SpaceX's yearly spending would include the 61 flights, but also literally thousands of satellites, presumably a huge number of commercial dishes, their human flight overheads, their Starship development program including ground support and production and testing of about a hundred Raptor engines, their sales and outreach, their specific contract work like HLS, and their mug business by the side.
If you were to amortize SLS's total dev costs (incl. Orion and SLS-specific ground support but excluding Constellation) over its reasonably expected lifetime flights, you'll be lucky as heck to get <$10B/flight, though of course we don't know how that adds up and so report the much smaller marginal numbers instead.
SLS and Orion are dead ends. I wish them well and I am huge space geek but that program is just a gigantic waste. I wish we could take that budget and use it for unmanned missions or public/private space station partnerships with some of the new space companies.
There are probably 1-2 countries in the world that can afford to keep running a business with losses at around $1bn per year.
Apples to oranges comparison. 400km to low earth orbit is not compatible to a 384400km trip to another gravity well.
Also, Falcon 9 has delivered multiple payloads to lunar orbit. Examples are ispace's Hakuto-R Mission 1, SpaceIL's Beresheet, and South Korea's Danuri. In interplanetary space, the Double Asteroid Redirection Test was launched on a Falcon 9.
[1] https://www.spacexstats.xyz/#launchhistory-per-year
She might be brilliant, but she's worked other space jobs before. So clearly whatever company Musk has created, has allowed her to actually showcase her brilliance.
CEO sets the vision. Without vision, even perfect execution is pointless.
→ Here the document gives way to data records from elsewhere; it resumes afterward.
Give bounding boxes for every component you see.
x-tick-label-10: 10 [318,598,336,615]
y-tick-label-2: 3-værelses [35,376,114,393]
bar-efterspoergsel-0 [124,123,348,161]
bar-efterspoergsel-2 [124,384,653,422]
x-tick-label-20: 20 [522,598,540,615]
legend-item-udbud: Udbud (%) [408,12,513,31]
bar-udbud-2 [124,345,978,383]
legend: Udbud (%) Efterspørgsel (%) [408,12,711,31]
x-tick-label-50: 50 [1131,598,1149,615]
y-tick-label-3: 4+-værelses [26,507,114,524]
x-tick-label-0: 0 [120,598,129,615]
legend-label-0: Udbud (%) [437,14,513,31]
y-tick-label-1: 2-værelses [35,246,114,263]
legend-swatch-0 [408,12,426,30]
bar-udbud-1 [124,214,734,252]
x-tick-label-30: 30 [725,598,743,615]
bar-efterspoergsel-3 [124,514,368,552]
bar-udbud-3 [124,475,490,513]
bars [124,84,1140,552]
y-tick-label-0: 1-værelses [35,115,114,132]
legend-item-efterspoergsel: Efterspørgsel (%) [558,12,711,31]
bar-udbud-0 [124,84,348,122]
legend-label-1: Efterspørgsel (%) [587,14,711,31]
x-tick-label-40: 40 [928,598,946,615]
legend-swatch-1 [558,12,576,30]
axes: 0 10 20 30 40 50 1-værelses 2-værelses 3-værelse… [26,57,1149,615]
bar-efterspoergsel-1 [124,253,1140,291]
Also, unrelated: This site is the worst case of hijacking the browser back button I've ever seen
Not saying that is what they are doing but they are now in a key position that big mistakes are not necessarily fatal to the company.
Deleted Comment
https://en.wikipedia.org/wiki/List_of_Falcon_9_and_Falcon_He...
We can't prove or disprove this though, since their financials are secret.
It appears somewhere around 60-70% of the launches are their own missions. This said nothing about costs though.
Still one company matching the rocket launches of the rest of the world is pretty impressive.